Chairman, Oxfordshire Prostate Cancer Support Group
• Welcome back and thank you to George Monbiot for sharing what might help others faced with ordeals such as his. His excellent point that “men’s health in particular has been blighted by undersharing” has been lived out by a retired friend.
Even as a retired GP, it was news to him that because two older brothers had died of prostate cancer there was a greater chance that he would suffer it. But, after initial tests showed no cancer, it was only at a hospital, with the latest and more sensitive scanning equipment, that the cancer showed up and successful treatment started.

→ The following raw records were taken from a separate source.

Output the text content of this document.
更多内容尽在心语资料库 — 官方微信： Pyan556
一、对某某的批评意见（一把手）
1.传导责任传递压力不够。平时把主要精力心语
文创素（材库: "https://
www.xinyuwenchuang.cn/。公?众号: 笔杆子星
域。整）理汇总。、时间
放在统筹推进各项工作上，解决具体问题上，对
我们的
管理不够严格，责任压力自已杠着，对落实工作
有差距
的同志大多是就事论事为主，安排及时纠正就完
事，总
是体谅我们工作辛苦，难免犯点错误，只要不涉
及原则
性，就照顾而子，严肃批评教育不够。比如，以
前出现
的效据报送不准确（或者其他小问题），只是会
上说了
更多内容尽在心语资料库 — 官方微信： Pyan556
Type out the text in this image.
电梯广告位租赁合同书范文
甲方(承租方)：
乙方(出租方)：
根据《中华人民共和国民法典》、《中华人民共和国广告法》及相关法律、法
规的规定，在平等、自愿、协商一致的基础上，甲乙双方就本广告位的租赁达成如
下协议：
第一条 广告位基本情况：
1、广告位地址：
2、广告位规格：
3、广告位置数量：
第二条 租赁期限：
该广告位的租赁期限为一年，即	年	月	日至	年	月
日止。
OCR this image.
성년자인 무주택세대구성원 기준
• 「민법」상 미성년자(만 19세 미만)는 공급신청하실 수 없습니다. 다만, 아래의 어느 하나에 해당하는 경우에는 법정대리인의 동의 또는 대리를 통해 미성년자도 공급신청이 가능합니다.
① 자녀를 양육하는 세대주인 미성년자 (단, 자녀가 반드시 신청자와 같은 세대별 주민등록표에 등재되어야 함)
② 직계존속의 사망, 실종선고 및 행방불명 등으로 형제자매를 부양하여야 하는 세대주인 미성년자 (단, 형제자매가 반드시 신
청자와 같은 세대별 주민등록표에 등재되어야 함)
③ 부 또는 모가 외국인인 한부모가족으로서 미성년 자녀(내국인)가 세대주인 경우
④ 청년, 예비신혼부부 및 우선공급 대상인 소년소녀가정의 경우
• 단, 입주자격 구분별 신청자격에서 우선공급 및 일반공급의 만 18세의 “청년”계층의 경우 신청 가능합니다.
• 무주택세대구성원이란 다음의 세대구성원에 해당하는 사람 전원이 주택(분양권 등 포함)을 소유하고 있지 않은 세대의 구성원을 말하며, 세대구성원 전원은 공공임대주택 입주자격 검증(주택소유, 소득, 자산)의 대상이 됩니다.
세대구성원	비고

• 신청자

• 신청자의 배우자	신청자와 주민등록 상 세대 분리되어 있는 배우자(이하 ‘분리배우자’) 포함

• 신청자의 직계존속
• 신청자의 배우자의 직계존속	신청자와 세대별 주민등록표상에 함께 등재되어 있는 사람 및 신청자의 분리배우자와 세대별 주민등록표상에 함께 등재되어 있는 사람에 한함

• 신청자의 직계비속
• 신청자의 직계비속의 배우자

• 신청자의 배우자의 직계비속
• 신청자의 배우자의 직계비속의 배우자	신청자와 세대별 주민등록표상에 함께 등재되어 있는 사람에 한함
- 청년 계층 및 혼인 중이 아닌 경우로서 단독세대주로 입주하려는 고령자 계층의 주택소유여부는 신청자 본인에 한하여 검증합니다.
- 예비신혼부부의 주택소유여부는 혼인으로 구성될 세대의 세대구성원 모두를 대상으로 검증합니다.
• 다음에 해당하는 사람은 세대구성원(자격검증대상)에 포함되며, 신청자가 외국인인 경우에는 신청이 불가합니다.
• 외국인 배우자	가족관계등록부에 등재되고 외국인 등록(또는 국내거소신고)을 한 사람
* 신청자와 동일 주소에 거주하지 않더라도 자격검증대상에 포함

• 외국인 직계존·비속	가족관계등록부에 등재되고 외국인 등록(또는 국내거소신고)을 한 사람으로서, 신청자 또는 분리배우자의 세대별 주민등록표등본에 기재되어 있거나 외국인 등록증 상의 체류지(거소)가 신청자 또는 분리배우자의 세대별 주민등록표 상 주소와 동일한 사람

• As someone who is living with a person who has advanced cancer, and whose outcome is as yet unsure, it was disconcerting to see the huge prominence given to George Monbiot’s detailed account (front of Journal with prominent illustration, and flagged up on the front of the main edition). People react differently to living with cancer. Some, like George, deal with it by going public. Others find it better to downplay it in order to survive; to allow it to assume a place in life so that it becomes part of the everyday, subservient to the wish to enjoy every moment as much as possible. Would it be too much to place such articles discreetly within the body of the paper?
Name and address supplied
• Thanks to George Monbiot for the inspiring article. But I have one quibble. He describes the superb care he had – the patient consideration of doctors and nurses; the instant responses when he ran into trouble; and the regular contacts from his surgeon. Then he says: “This was more than just professionalism. It felt like care in every sense.” So it was, but this is what real professionalism, in a caring profession like medicine or a caring institution like the NHS, looks like. That it should be a matter for wonderment reveals what has been done to the NHS and the practice of medicine within it.
Dr Michael Parsons
• It was good to see that “the argumentative old git” is back and to read that his experiences following surgery led him to the realisation that “the state of being for which we should strive is to be attached to life without being possessive of it”. My first thought was that this is a form of spiritual enlightenment – becoming fully involved in all aspects of life, but not being attached to them. But Monbiot then goes on to perpetuate a common misunderstanding, namely that the great religions teach “detachment”, when in fact they teach just the non-possessiveness which he describes, using the term “non-attachment”. This carries a very different meaning from detachment, in that it implies that one can be fully engaged and involved in everything in life, but not bound by one’s possessive attachment to it.
The Zen saying, “The spade is in my hand, I hold it not”, characterises this very neatly.
Boston Spa, West Yorkshire
• It’s great that George Monbiot has some wisdom to share, namely that we should “strive to be attached to life without being possessive of it”. Could I point out that this is traditional Christian teaching, as for example, succinctly expressed in TS Eliot’s words: “Teach us to care and not to care, / Teach us to sit still.”